Net income doubled to 189.3 million ringgit ($45.8 million) last year.

Update: 2019-04-22 20:32 GMT

Kuala Lumpur: Chocolate demand in Asia is booming, and this Malaysian company sits at the epicentre.

The shares of Guan Chong Bhd. have soared more than 170 per cent in the past year in Kuala Lumpur as profits doubled, making the producer of chocolate ingredients the best performer on the Bursa Malaysia Consumer Product Index.

For Chief Executive Officer Brandon Tay Hoe Lian, Asia’s biggest cocoa bean processor has been riding a wave of improved margins and higher sales. Net income doubled to 189.3 million ringgit ($45.8 million) last year, and 2019 “is looking as good as last year”, he said in an interview last week.

“We’ve been experiencing strong demand since last year,” Tay said, which has helped the company increase the amount of forward sales. People are munching more dark chocolate, seen as an healthier alternative to ordinary snacks, and that’s boosting demand for cocoa, and exacerbating market tightness because of limited supplies of beans in Asia.

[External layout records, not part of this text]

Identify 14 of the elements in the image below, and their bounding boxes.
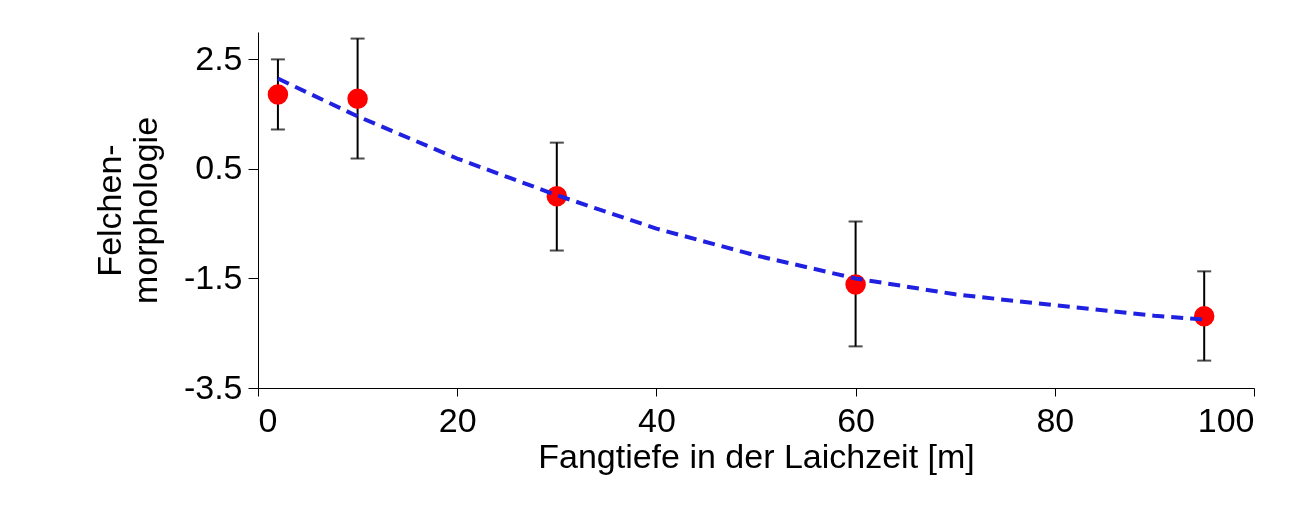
y-axis-title: Felchen- morphologie (89, 116, 164, 305)
x-tick-label: 0 (258, 400, 278, 439)
point (267, 84, 289, 105)
y-tick-label: -3.5 (183, 367, 243, 406)
y-tick-label: -1.5 (183, 257, 243, 296)
x-axis-title: Fangtiefe in der Laichzeit [m] (538, 436, 975, 475)
point (347, 88, 368, 110)
y-tick-label: 2.5 (195, 38, 243, 77)
x-tick-label: 100 (1197, 400, 1255, 439)
y-tick-label: 0.5 (195, 148, 243, 187)
x-tick-label: 20 (438, 400, 477, 439)
x-tick-label: 60 (837, 400, 876, 439)
x-tick-label: 80 (1036, 400, 1075, 439)
x-tick-label: 40 (637, 400, 676, 439)
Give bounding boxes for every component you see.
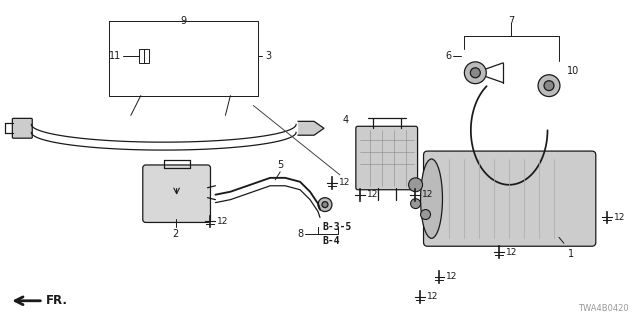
Text: TWA4B0420: TWA4B0420 — [578, 304, 628, 313]
Text: 12: 12 — [339, 178, 350, 187]
Text: 3: 3 — [265, 51, 271, 61]
Ellipse shape — [408, 178, 422, 192]
Text: 11: 11 — [109, 51, 121, 61]
Text: 12: 12 — [218, 217, 229, 226]
FancyBboxPatch shape — [143, 165, 211, 222]
Text: 12: 12 — [426, 292, 438, 301]
FancyBboxPatch shape — [12, 118, 32, 138]
FancyBboxPatch shape — [424, 151, 596, 246]
Text: FR.: FR. — [46, 294, 68, 307]
Text: 12: 12 — [614, 213, 625, 222]
Text: 12: 12 — [447, 272, 458, 282]
Text: 8: 8 — [297, 229, 303, 239]
Text: 4: 4 — [343, 115, 349, 125]
Ellipse shape — [411, 199, 420, 209]
Ellipse shape — [465, 62, 486, 84]
Text: 6: 6 — [445, 51, 451, 61]
Bar — [139, 49, 148, 63]
Text: 12: 12 — [506, 248, 518, 257]
Text: B-4: B-4 — [322, 236, 340, 246]
Text: 12: 12 — [422, 190, 433, 199]
Ellipse shape — [322, 202, 328, 208]
Ellipse shape — [420, 210, 431, 220]
Ellipse shape — [318, 198, 332, 212]
Ellipse shape — [420, 159, 442, 238]
Text: 7: 7 — [508, 16, 515, 26]
Text: 12: 12 — [367, 190, 378, 199]
Ellipse shape — [470, 68, 480, 78]
Polygon shape — [298, 121, 324, 135]
Text: B-3-5: B-3-5 — [322, 222, 351, 232]
Text: 10: 10 — [567, 66, 579, 76]
Text: 2: 2 — [173, 229, 179, 239]
Ellipse shape — [538, 75, 560, 97]
FancyBboxPatch shape — [356, 126, 417, 190]
Text: 5: 5 — [277, 160, 284, 170]
Ellipse shape — [544, 81, 554, 91]
Text: 1: 1 — [568, 249, 574, 259]
Text: 9: 9 — [180, 16, 187, 26]
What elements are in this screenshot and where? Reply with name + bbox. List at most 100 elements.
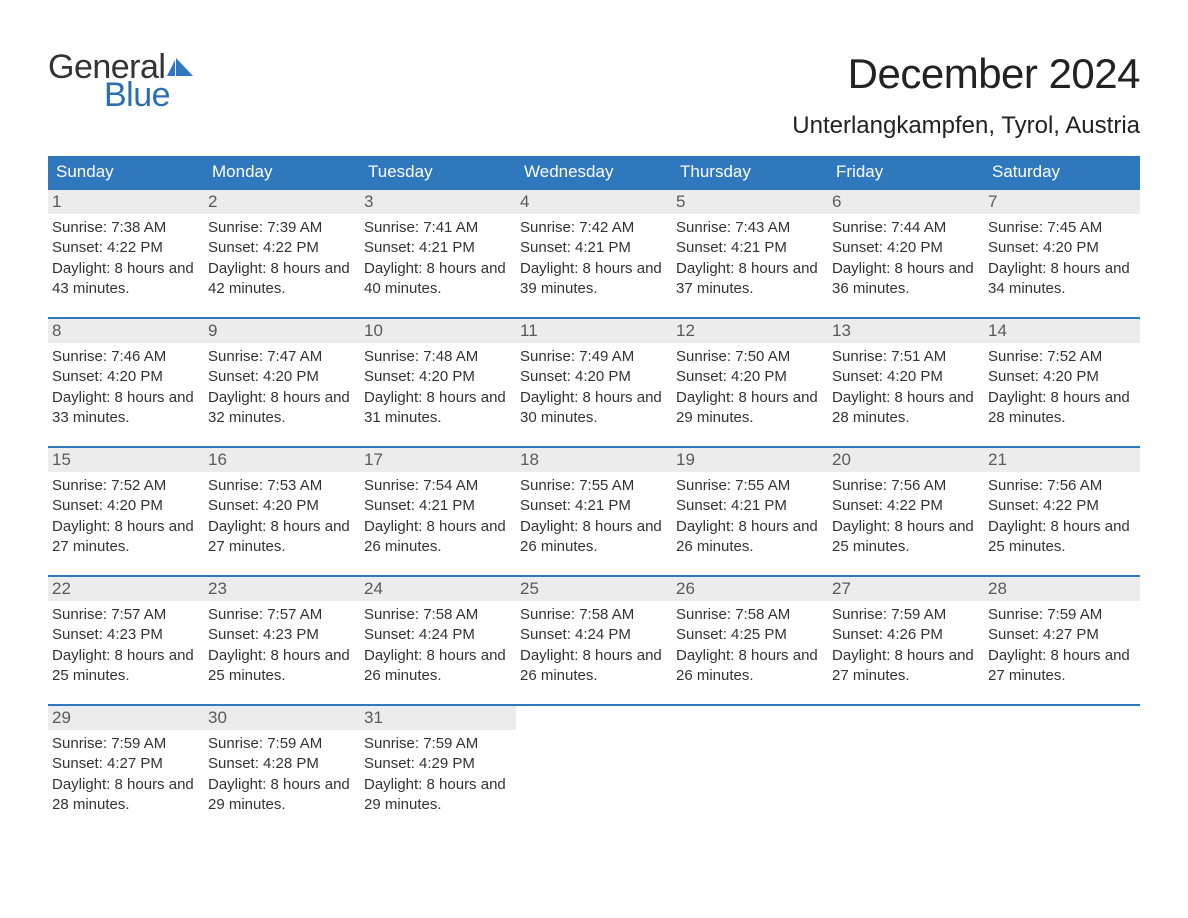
title-block: December 2024 Unterlangkampfen, Tyrol, A…: [792, 50, 1140, 150]
sunset-text: Sunset: 4:21 PM: [676, 238, 824, 258]
daylight-text: Daylight: 8 hours and 33 minutes.: [52, 388, 200, 429]
sunset-text: Sunset: 4:20 PM: [988, 367, 1136, 387]
sunset-text: Sunset: 4:21 PM: [364, 496, 512, 516]
day-number: 28: [984, 577, 1140, 601]
sunset-text: Sunset: 4:24 PM: [364, 625, 512, 645]
sunset-text: Sunset: 4:27 PM: [52, 754, 200, 774]
day-number: 21: [984, 448, 1140, 472]
sunrise-text: Sunrise: 7:42 AM: [520, 218, 668, 238]
sunrise-text: Sunrise: 7:59 AM: [988, 605, 1136, 625]
sunset-text: Sunset: 4:20 PM: [52, 496, 200, 516]
day-body: Sunrise: 7:42 AMSunset: 4:21 PMDaylight:…: [516, 214, 672, 303]
day-number: 3: [360, 190, 516, 214]
day-body: Sunrise: 7:56 AMSunset: 4:22 PMDaylight:…: [828, 472, 984, 561]
day-body: Sunrise: 7:43 AMSunset: 4:21 PMDaylight:…: [672, 214, 828, 303]
sunrise-text: Sunrise: 7:52 AM: [52, 476, 200, 496]
sunset-text: Sunset: 4:27 PM: [988, 625, 1136, 645]
day-cell: 25Sunrise: 7:58 AMSunset: 4:24 PMDayligh…: [516, 577, 672, 690]
sunset-text: Sunset: 4:24 PM: [520, 625, 668, 645]
day-number: 26: [672, 577, 828, 601]
day-body: Sunrise: 7:55 AMSunset: 4:21 PMDaylight:…: [672, 472, 828, 561]
sunset-text: Sunset: 4:23 PM: [52, 625, 200, 645]
week-row: 1Sunrise: 7:38 AMSunset: 4:22 PMDaylight…: [48, 188, 1140, 303]
weekday-cell: Sunday: [48, 156, 204, 188]
day-cell: 20Sunrise: 7:56 AMSunset: 4:22 PMDayligh…: [828, 448, 984, 561]
daylight-text: Daylight: 8 hours and 29 minutes.: [364, 775, 512, 816]
sunrise-text: Sunrise: 7:50 AM: [676, 347, 824, 367]
day-cell: 4Sunrise: 7:42 AMSunset: 4:21 PMDaylight…: [516, 190, 672, 303]
day-body: Sunrise: 7:57 AMSunset: 4:23 PMDaylight:…: [204, 601, 360, 690]
sunrise-text: Sunrise: 7:58 AM: [520, 605, 668, 625]
sunset-text: Sunset: 4:20 PM: [676, 367, 824, 387]
daylight-text: Daylight: 8 hours and 26 minutes.: [676, 646, 824, 687]
day-body: Sunrise: 7:38 AMSunset: 4:22 PMDaylight:…: [48, 214, 204, 303]
weeks-container: 1Sunrise: 7:38 AMSunset: 4:22 PMDaylight…: [48, 188, 1140, 819]
sunrise-text: Sunrise: 7:56 AM: [832, 476, 980, 496]
day-number: 7: [984, 190, 1140, 214]
sunset-text: Sunset: 4:22 PM: [832, 496, 980, 516]
sunset-text: Sunset: 4:21 PM: [520, 238, 668, 258]
weekday-cell: Friday: [828, 156, 984, 188]
day-number: 8: [48, 319, 204, 343]
day-number: 23: [204, 577, 360, 601]
day-body: Sunrise: 7:53 AMSunset: 4:20 PMDaylight:…: [204, 472, 360, 561]
sunrise-text: Sunrise: 7:51 AM: [832, 347, 980, 367]
daylight-text: Daylight: 8 hours and 26 minutes.: [364, 646, 512, 687]
day-cell: 1Sunrise: 7:38 AMSunset: 4:22 PMDaylight…: [48, 190, 204, 303]
day-body: Sunrise: 7:39 AMSunset: 4:22 PMDaylight:…: [204, 214, 360, 303]
day-cell: 10Sunrise: 7:48 AMSunset: 4:20 PMDayligh…: [360, 319, 516, 432]
day-body: Sunrise: 7:46 AMSunset: 4:20 PMDaylight:…: [48, 343, 204, 432]
day-cell: 23Sunrise: 7:57 AMSunset: 4:23 PMDayligh…: [204, 577, 360, 690]
day-number: 10: [360, 319, 516, 343]
day-number: 31: [360, 706, 516, 730]
day-cell: 6Sunrise: 7:44 AMSunset: 4:20 PMDaylight…: [828, 190, 984, 303]
day-cell: 16Sunrise: 7:53 AMSunset: 4:20 PMDayligh…: [204, 448, 360, 561]
day-cell: 22Sunrise: 7:57 AMSunset: 4:23 PMDayligh…: [48, 577, 204, 690]
day-number: 24: [360, 577, 516, 601]
daylight-text: Daylight: 8 hours and 26 minutes.: [520, 517, 668, 558]
sunrise-text: Sunrise: 7:59 AM: [52, 734, 200, 754]
sunset-text: Sunset: 4:22 PM: [208, 238, 356, 258]
sunset-text: Sunset: 4:28 PM: [208, 754, 356, 774]
logo-blue-text: Blue: [104, 78, 195, 112]
sunset-text: Sunset: 4:20 PM: [832, 367, 980, 387]
day-number: 18: [516, 448, 672, 472]
day-body: Sunrise: 7:54 AMSunset: 4:21 PMDaylight:…: [360, 472, 516, 561]
day-cell: 11Sunrise: 7:49 AMSunset: 4:20 PMDayligh…: [516, 319, 672, 432]
calendar: SundayMondayTuesdayWednesdayThursdayFrid…: [48, 156, 1140, 819]
day-body: Sunrise: 7:59 AMSunset: 4:27 PMDaylight:…: [984, 601, 1140, 690]
day-body: Sunrise: 7:57 AMSunset: 4:23 PMDaylight:…: [48, 601, 204, 690]
daylight-text: Daylight: 8 hours and 42 minutes.: [208, 259, 356, 300]
day-cell: 17Sunrise: 7:54 AMSunset: 4:21 PMDayligh…: [360, 448, 516, 561]
day-cell: 30Sunrise: 7:59 AMSunset: 4:28 PMDayligh…: [204, 706, 360, 819]
day-body: Sunrise: 7:59 AMSunset: 4:28 PMDaylight:…: [204, 730, 360, 819]
sunrise-text: Sunrise: 7:44 AM: [832, 218, 980, 238]
day-cell: 19Sunrise: 7:55 AMSunset: 4:21 PMDayligh…: [672, 448, 828, 561]
weekday-cell: Monday: [204, 156, 360, 188]
day-number: 2: [204, 190, 360, 214]
daylight-text: Daylight: 8 hours and 25 minutes.: [208, 646, 356, 687]
sunset-text: Sunset: 4:21 PM: [520, 496, 668, 516]
day-number: 4: [516, 190, 672, 214]
logo: General Blue: [48, 50, 195, 112]
day-number: 17: [360, 448, 516, 472]
sunrise-text: Sunrise: 7:48 AM: [364, 347, 512, 367]
day-number: 27: [828, 577, 984, 601]
daylight-text: Daylight: 8 hours and 27 minutes.: [988, 646, 1136, 687]
day-cell: 8Sunrise: 7:46 AMSunset: 4:20 PMDaylight…: [48, 319, 204, 432]
day-number: 9: [204, 319, 360, 343]
weekday-header-row: SundayMondayTuesdayWednesdayThursdayFrid…: [48, 156, 1140, 188]
month-title: December 2024: [792, 50, 1140, 98]
sunrise-text: Sunrise: 7:59 AM: [364, 734, 512, 754]
weekday-cell: Wednesday: [516, 156, 672, 188]
day-cell: 2Sunrise: 7:39 AMSunset: 4:22 PMDaylight…: [204, 190, 360, 303]
daylight-text: Daylight: 8 hours and 43 minutes.: [52, 259, 200, 300]
day-number: 14: [984, 319, 1140, 343]
day-body: Sunrise: 7:58 AMSunset: 4:24 PMDaylight:…: [516, 601, 672, 690]
daylight-text: Daylight: 8 hours and 28 minutes.: [988, 388, 1136, 429]
week-row: 22Sunrise: 7:57 AMSunset: 4:23 PMDayligh…: [48, 575, 1140, 690]
day-cell: 28Sunrise: 7:59 AMSunset: 4:27 PMDayligh…: [984, 577, 1140, 690]
daylight-text: Daylight: 8 hours and 29 minutes.: [676, 388, 824, 429]
daylight-text: Daylight: 8 hours and 26 minutes.: [520, 646, 668, 687]
day-body: Sunrise: 7:44 AMSunset: 4:20 PMDaylight:…: [828, 214, 984, 303]
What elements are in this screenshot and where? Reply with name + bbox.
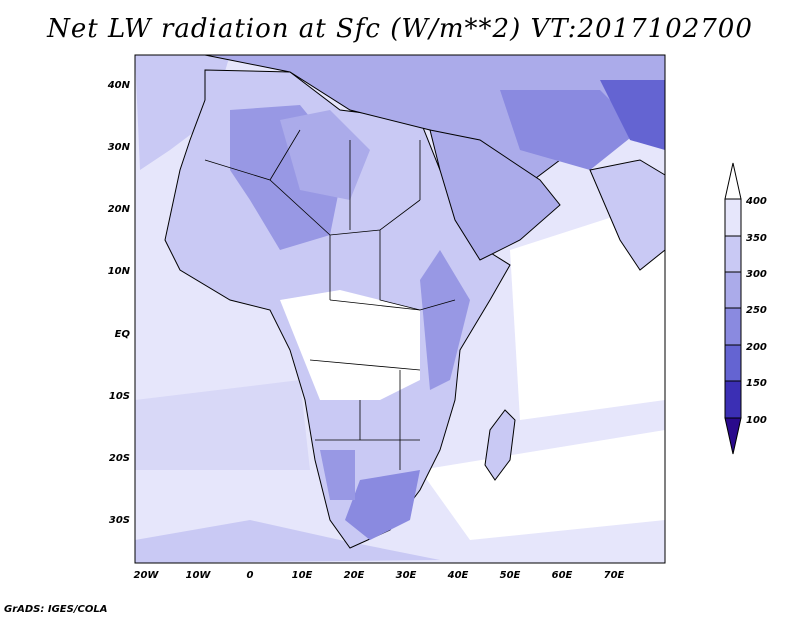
lon-label: 40E bbox=[447, 570, 469, 581]
lon-label: 10W bbox=[186, 570, 212, 581]
colorbar: 400 350 300 250 200 150 100 bbox=[724, 162, 767, 455]
shade-region bbox=[600, 80, 665, 150]
shade-region bbox=[510, 200, 665, 420]
shade-region bbox=[135, 380, 310, 470]
colorbar-arrow-top bbox=[724, 162, 742, 200]
colorbar-segment bbox=[724, 344, 742, 382]
lat-axis: 40N 30N 20N 10N EQ 10S 20S 30S bbox=[107, 80, 131, 526]
colorbar-segment bbox=[724, 271, 742, 309]
colorbar-label: 200 bbox=[746, 342, 767, 353]
lat-label: 10S bbox=[109, 391, 130, 402]
colorbar-arrow-bottom bbox=[724, 417, 742, 455]
lon-label: 70E bbox=[604, 570, 625, 581]
lat-label: 20N bbox=[108, 204, 131, 215]
chart-title: Net LW radiation at Sfc (W/m**2) VT:2017… bbox=[47, 14, 753, 44]
colorbar-label: 100 bbox=[746, 415, 767, 426]
colorbar-segment bbox=[724, 307, 742, 346]
colorbar-label: 250 bbox=[746, 305, 767, 316]
lon-label: 30E bbox=[396, 570, 417, 581]
shade-region bbox=[420, 430, 665, 540]
colorbar-segment bbox=[724, 198, 742, 237]
lon-axis: 20W 10W 0 10E 20E 30E 40E 50E 60E 70E bbox=[134, 570, 625, 581]
shade-region bbox=[320, 450, 355, 500]
lat-label: 40N bbox=[107, 80, 131, 91]
lat-label: 30S bbox=[109, 515, 130, 526]
lat-label: 30N bbox=[108, 142, 131, 153]
lon-label: 10E bbox=[292, 570, 313, 581]
colorbar-segment bbox=[724, 380, 742, 419]
shade-region bbox=[280, 110, 370, 200]
colorbar-label: 150 bbox=[746, 378, 767, 389]
lat-label: EQ bbox=[115, 329, 131, 340]
lon-label: 20W bbox=[134, 570, 160, 581]
lon-label: 0 bbox=[247, 570, 254, 581]
shade-region bbox=[420, 250, 470, 390]
colorbar-label: 300 bbox=[746, 269, 767, 280]
lon-label: 20E bbox=[344, 570, 365, 581]
lat-label: 10N bbox=[108, 266, 131, 277]
country-borders bbox=[204, 129, 456, 470]
landmass-arabia bbox=[429, 129, 561, 261]
colorbar-label: 400 bbox=[745, 196, 767, 207]
lon-label: 60E bbox=[552, 570, 573, 581]
colorbar-label: 350 bbox=[746, 233, 767, 244]
map-frame bbox=[134, 54, 666, 564]
landmass-madagascar bbox=[484, 409, 516, 481]
shade-region bbox=[500, 90, 640, 170]
shade-region bbox=[135, 520, 440, 563]
credit-text: GrADS: IGES/COLA bbox=[4, 604, 108, 615]
lon-label: 50E bbox=[500, 570, 521, 581]
lat-label: 20S bbox=[109, 453, 130, 464]
colorbar-segment bbox=[724, 235, 742, 273]
shade-region bbox=[280, 290, 420, 400]
shade-region bbox=[345, 470, 420, 540]
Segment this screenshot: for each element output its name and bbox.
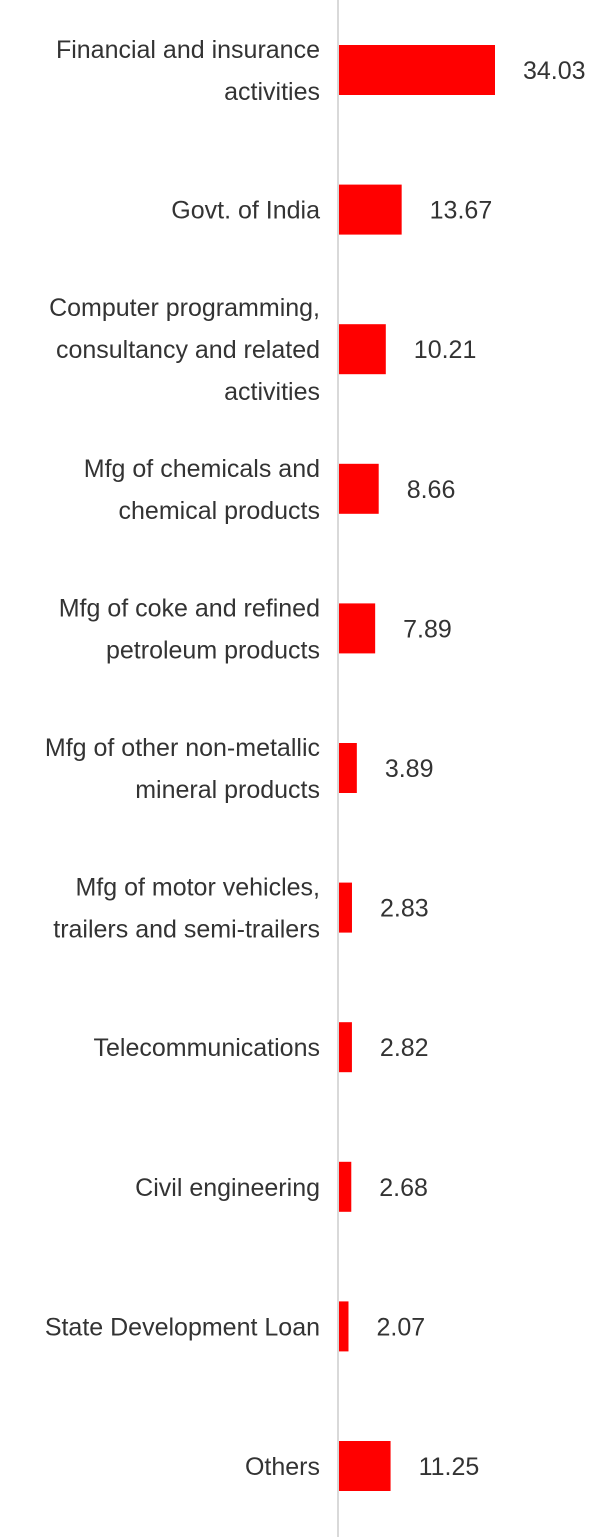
bar: [339, 463, 379, 514]
bar: [339, 45, 495, 95]
bar: [339, 882, 352, 933]
category-label: Telecommunications: [94, 1034, 321, 1062]
category-label-line: activities: [224, 378, 320, 406]
bar: [339, 184, 402, 235]
bar: [339, 1161, 352, 1212]
category-label-line: Mfg of motor vehicles,: [75, 874, 320, 902]
category-label-line: Others: [245, 1453, 320, 1481]
bar: [339, 743, 357, 793]
category-label: Mfg of motor vehicles, trailers and semi-…: [53, 874, 320, 944]
category-label-line: Mfg of coke and refined: [59, 594, 320, 622]
data-label: 2.07: [376, 1313, 425, 1341]
bar: [339, 1441, 391, 1491]
category-label: State Development Loan: [45, 1313, 320, 1341]
bar: [339, 1301, 349, 1352]
category-label: Others: [245, 1453, 320, 1481]
category-label-line: chemical products: [119, 497, 320, 525]
category-label-line: Financial and insurance: [56, 36, 320, 64]
category-label: Computer programming, consultancy and rel…: [49, 294, 320, 406]
category-label: Civil engineering: [135, 1174, 320, 1202]
category-label-line: activities: [224, 78, 320, 106]
category-label-line: trailers and semi-trailers: [53, 916, 320, 944]
bars-layer: 34.03 Financial and insurance activities 13…: [45, 36, 586, 1491]
category-label-line: Mfg of other non-metallic: [45, 734, 320, 762]
category-label: Mfg of coke and refined petroleum product…: [59, 594, 320, 664]
bar: [339, 324, 386, 375]
data-label: 2.82: [380, 1034, 429, 1062]
category-label: Mfg of chemicals and chemical products: [84, 455, 320, 525]
category-label-line: Civil engineering: [135, 1174, 320, 1202]
data-label: 10.21: [414, 336, 477, 364]
category-label: Financial and insurance activities: [56, 36, 320, 106]
category-label-line: Computer programming,: [49, 294, 320, 322]
data-label: 11.25: [419, 1453, 480, 1481]
bar: [339, 603, 376, 654]
category-label-line: petroleum products: [106, 636, 320, 664]
bar: [339, 1022, 352, 1073]
data-label: 7.89: [403, 615, 452, 643]
category-label-line: consultancy and related: [56, 336, 320, 364]
category-label: Mfg of other non-metallic mineral product…: [45, 734, 320, 804]
category-label-line: Telecommunications: [94, 1034, 321, 1062]
category-label-line: mineral products: [135, 776, 320, 804]
data-label: 3.89: [385, 755, 434, 783]
category-label-line: Govt. of India: [171, 197, 320, 225]
category-label-line: Mfg of chemicals and: [84, 455, 320, 483]
data-label: 2.68: [379, 1174, 428, 1202]
data-label: 13.67: [430, 197, 493, 225]
category-label: Govt. of India: [171, 197, 320, 225]
data-label: 34.03: [523, 57, 586, 85]
data-label: 8.66: [407, 476, 456, 504]
category-label-line: State Development Loan: [45, 1313, 320, 1341]
data-label: 2.83: [380, 895, 429, 923]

Going forward, Tay wants to move his processing plants closer to the bean-growing regions as he seeks to double grinding capacity over the next decade. That could mean venturing thousands of miles away to Africa or South America as bean production declines in Malaysia and Indonesia, he said.

“I can have additional expansion either in the bean-supply area or the customer area,” Tay said. “For us, the tendency is to go where the beans are. It’s a bit adventurous and some are reluctant to go, but then you’ll miss the chance,” he said. The world’s top producers are Ivory Coast and Ghana, and Tay said African countries are “quite encouraging in terms of tax incentives.”

Cocoa bean processing in Asia jumped 10 percent in the first quarter from a year earlier, according to data last week from the Cocoa Association of Asia. “Demand in the region remains robust for cocoa ingredients,” it said.